Coal as a commodity witnessed a sluggish 2013, to put it mildly, with the sole play on the global coal industry – Market Vectors Coal ETF (KOL) – shedding about 25%. A stringent environment protection act in America, resurgence of alternative energy sources, supply glut and sluggish demand from emerging markets, cast a cloud over the sector ETF.
With the U.S. climate plan being sterner and energy prices climbing the pricing ladder in the wake of Iraq tension, let’s see what’s in store for this ETF in the coming days (read: Is the Coal ETF Ready for a Rebound?).
New Move in Climate Change Act
President Obama has come up with a new move in its environmental plan in early June which speaks of an astounding aim of one-third greenhouse-emission reduction over the coming 15 years. The plan was mainly intended to lower pollution from coal-fired power plants, the main reason for the nation’s carbon emissions.
The plan calls for a 30% drop in carbon emissions by 2030 compared with the 2005 levels in a move to curb global warming. While Obama wanted the states to put forward their plans by June 2016, the new draft reveals an extension to 2017 and 2018 for states willing to join the clean energy drive (read: What is Behind the Recent Clean Energy ETF Surge?).
The tightening in carbon-emission limits in a way could make existing and upcoming coal-fired units more expensive and less attractive for operators. Utilities are shifting their mode of power generation from coal-fired electricity plants to natural gas and alternate energy sources (read: Coal ETF in Focus on Sluggish Earnings).
Many coal-fired plants were already on their death bed as such thanks to muted natural gas prices, move from carbon to renewables and sluggish demand for electricity. This February, the U.S. Energy Information Administration (EIA) predicted that a total of 60 gigawatts (GW) of capacity will be closed by the end of the decade. U.S. coal-fired capacity will reduce to 262 gigawatts in 2040 from 310 gigawatts in 2012, as per EIA.
Is There Any Hope?
While the Obama administration looks to apply this new law, the plan has been criticized by the Republicans, some states and several individuals in the energy industry. With the U.S. due for a presidential election in 2016, the plan appears vulnerable to the results. If a Republican president is voted in for 2016, the execution of the law can probably be stopped.

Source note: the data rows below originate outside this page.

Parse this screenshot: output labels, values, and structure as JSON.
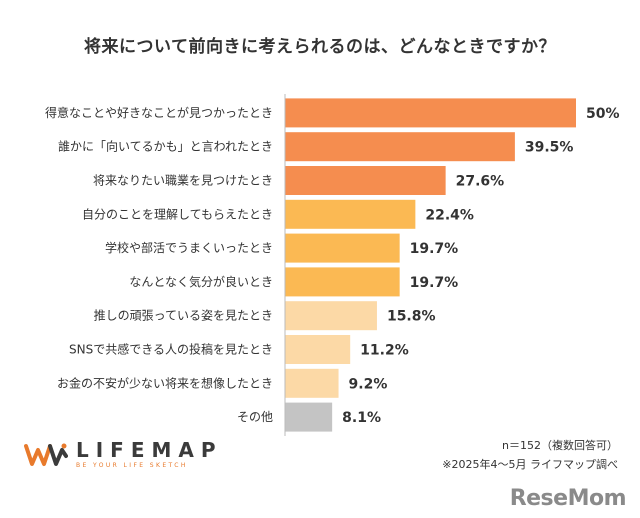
{
  "chart_data": {
    "type": "bar",
    "orientation": "horizontal",
    "title": "将来について前向きに考えられるのは、どんなときですか？",
    "categories": [
      "得意なことや好きなことが見つかったとき",
      "誰かに「向いてるかも」と言われたとき",
      "将来なりたい職業を見つけたとき",
      "自分のことを理解してもらえたとき",
      "学校や部活でうまくいったとき",
      "なんとなく気分が良いとき",
      "推しの頑張っている姿を見たとき",
      "SNSで共感できる人の投稿を見たとき",
      "お金の不安が少ない将来を想像したとき",
      "その他"
    ],
    "values": [
      50,
      39.5,
      27.6,
      22.4,
      19.7,
      19.7,
      15.8,
      11.2,
      9.2,
      8.1
    ],
    "value_labels": [
      "50%",
      "39.5%",
      "27.6%",
      "22.4%",
      "19.7%",
      "19.7%",
      "15.8%",
      "11.2%",
      "9.2%",
      "8.1%"
    ],
    "xlim": [
      0,
      50
    ],
    "colors": [
      "#f58d4f",
      "#f58d4f",
      "#f58d4f",
      "#fbb953",
      "#fbb953",
      "#fbb953",
      "#fcd9a6",
      "#fcd9a6",
      "#fcd9a6",
      "#c4c4c4"
    ],
    "grid": false,
    "legend": "none"
  },
  "footer": {
    "brand_name": "LIFEMAP",
    "brand_tagline": "BE YOUR LIFE SKETCH",
    "note_n": "n＝152（複数回答可）",
    "note_source": "※2025年4～5月 ライフマップ調べ",
    "watermark": "ReseMom"
  },
  "colors": {
    "accent_orange": "#f58d4f",
    "logo_orange": "#e87a2c"
  },
  "icons": {
    "logo": "lifemap-logo-icon"
  }
}
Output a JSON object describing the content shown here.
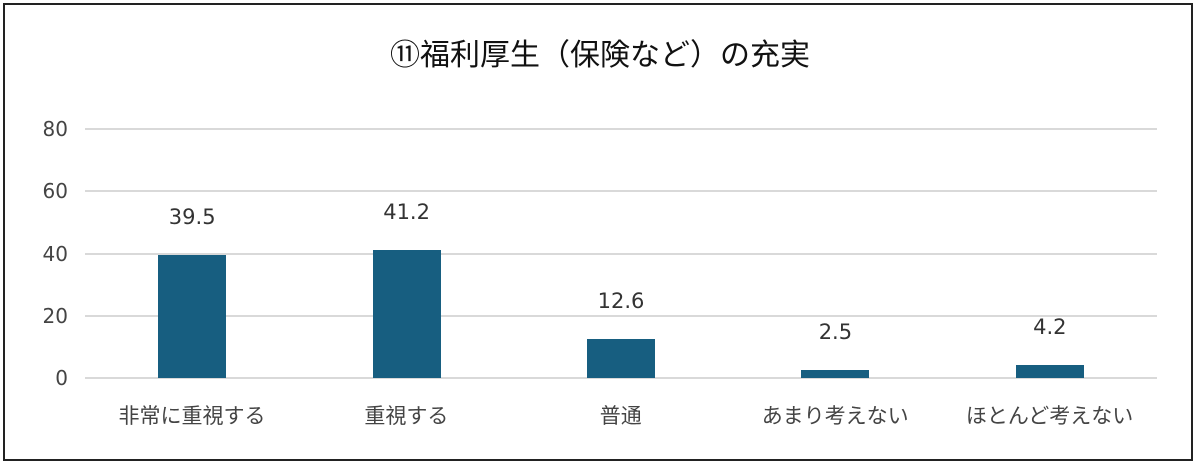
{
  "chart_data": {
    "type": "bar",
    "title": "⑪福利厚生（保険など）の充実",
    "categories": [
      "非常に重視する",
      "重視する",
      "普通",
      "あまり考えない",
      "ほとんど考えない"
    ],
    "values": [
      39.5,
      41.2,
      12.6,
      2.5,
      4.2
    ],
    "xlabel": "",
    "ylabel": "",
    "ylim": [
      0,
      80
    ],
    "yticks": [
      "0",
      "20",
      "40",
      "60",
      "80"
    ],
    "grid": true,
    "legend": null,
    "bar_color": "#175e80",
    "data_labels": [
      "39.5",
      "41.2",
      "12.6",
      "2.5",
      "4.2"
    ]
  }
}
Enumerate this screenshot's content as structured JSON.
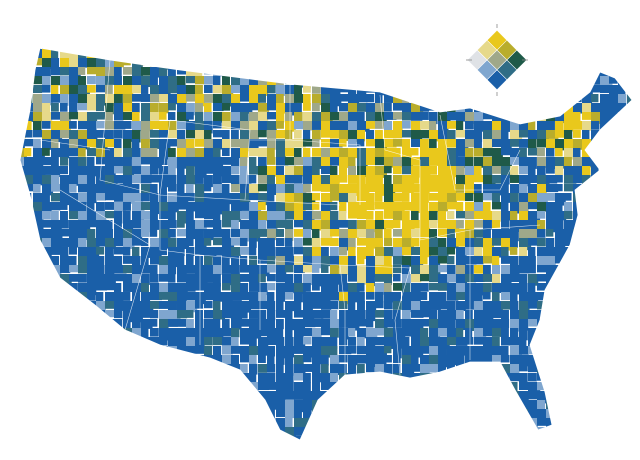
{
  "legend": {
    "colors": [
      [
        "#e9c81c",
        "#b9ad2c",
        "#1f5a49"
      ],
      [
        "#e6d98a",
        "#9fa88a",
        "#2f6d86"
      ],
      [
        "#dfe2e6",
        "#7fa6cf",
        "#1a5fa8"
      ]
    ]
  }
}
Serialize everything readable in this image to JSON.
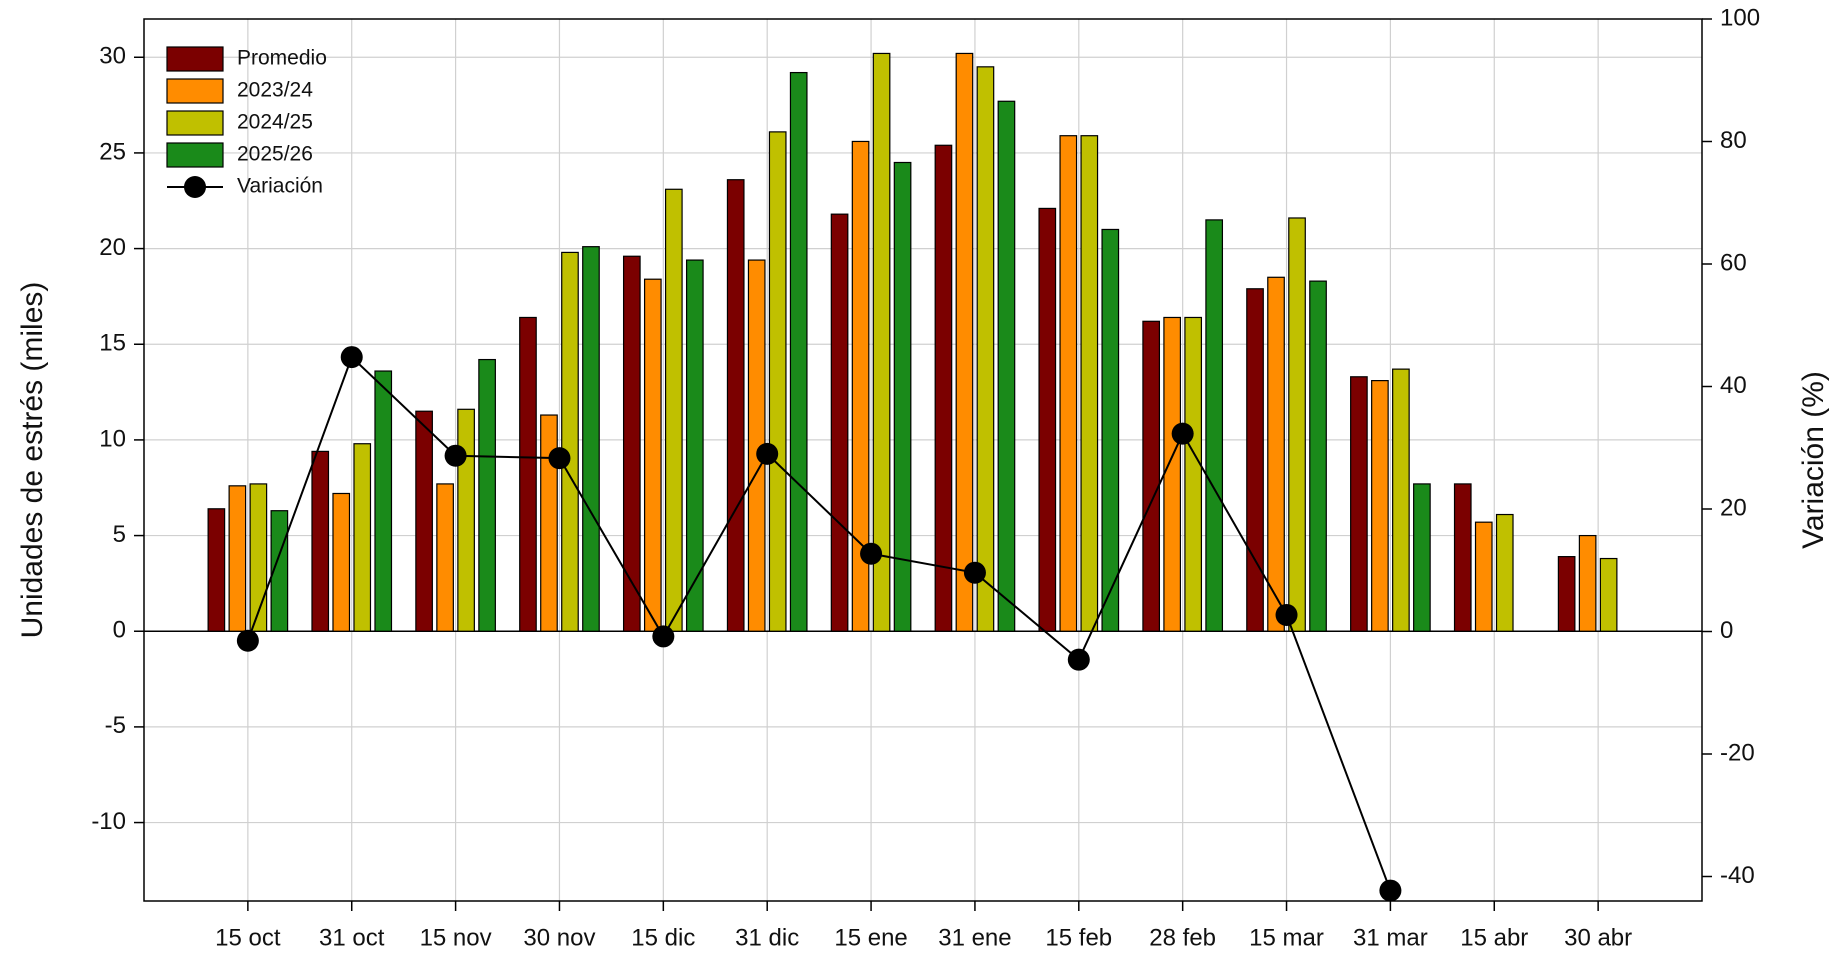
{
  "chart_data": {
    "type": "bar",
    "y_label": "Unidades de estrés (miles)",
    "y2_label": "Variación (%)",
    "categories": [
      "15 oct",
      "31 oct",
      "15 nov",
      "30 nov",
      "15 dic",
      "31 dic",
      "15 ene",
      "31 ene",
      "15 feb",
      "28 feb",
      "15 mar",
      "31 mar",
      "15 abr",
      "30 abr"
    ],
    "series": [
      {
        "name": "Promedio",
        "color": "#7b0000",
        "values": [
          6.4,
          9.4,
          11.5,
          16.4,
          19.6,
          23.6,
          21.8,
          25.4,
          22.1,
          16.2,
          17.9,
          13.3,
          7.7,
          3.9
        ]
      },
      {
        "name": "2023/24",
        "color": "#ff8c00",
        "values": [
          7.6,
          7.2,
          7.7,
          11.3,
          18.4,
          19.4,
          25.6,
          30.2,
          25.9,
          16.4,
          18.5,
          13.1,
          5.7,
          5.0
        ]
      },
      {
        "name": "2024/25",
        "color": "#c0c000",
        "values": [
          7.7,
          9.8,
          11.6,
          19.8,
          23.1,
          26.1,
          30.2,
          29.5,
          25.9,
          16.4,
          21.6,
          13.7,
          6.1,
          3.8
        ]
      },
      {
        "name": "2025/26",
        "color": "#1a8a1a",
        "values": [
          6.3,
          13.6,
          14.2,
          20.1,
          19.4,
          29.2,
          24.5,
          27.7,
          21.0,
          21.5,
          18.3,
          7.7,
          null,
          null
        ]
      },
      {
        "name": "Variación",
        "type": "line",
        "axis": "y2",
        "color": "#000000",
        "values": [
          -1.5,
          44.8,
          28.7,
          28.3,
          -0.8,
          29.0,
          12.7,
          9.6,
          -4.6,
          32.3,
          2.7,
          -42.3,
          null,
          null
        ]
      }
    ],
    "ylim": [
      -14.1,
      32
    ],
    "yticks": [
      -10,
      -5,
      0,
      5,
      10,
      15,
      20,
      25,
      30
    ],
    "y2lim": [
      -44,
      100
    ],
    "y2ticks": [
      -40,
      -20,
      0,
      20,
      40,
      60,
      80,
      100
    ],
    "grid": true,
    "legend": "top-left"
  }
}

Secondly, as per EPA, coal will still be used to produce 30% of U.S. electricity by 2030 compared with 39% in 2013, even if the new regulation is brought into play. Usage of coal for the nation’s energy generation will drop to about 33% in 2020 and 30—31% in 2030 under the planned limitations, compared with 41% under existing rules, per the EPA numbers.
Also, whenever natural gas prices soar in events like a harsh cold snap which the U.S. witnessed this year, operators turn their focus to coal. China – the largest user of coal across the globe – has been stabilizing as evident by the recent rise in the manufacturing numbers. However, this nation too is concentrating on building a greener environment.
The Chinese share of coal consumption will likely be reduced to 65% this year from 69% in 2011. However, the reduced share is also quite high to keep the coal sector afloat.
Iraq tension can also act as a short-term catalyst to the global coal industry. Unrest in this oil-risk nation has pushed up the prices for oil and natural gas thus causing many to turn toward the coal space for energy generation purposes (read: Is This the Year for the Coal ETF?).
Though the coal ETF looks a clear bear or ‘sell’ candidate over the long term with a high risk outlook, investors with an extremely strong stomach for risks can try out this product with a short-term notion.
The coal ETF gained about 4% in the last three-month period (as of June 20, 2014) though it lost about 3.65% year-to-date. The coal ETF’s short-term moving average (9 days) is above the 50-day moving average and it is presently residing in the oversold territory, suggesting a short term pop is possible, though the longer term picture is still quite weak.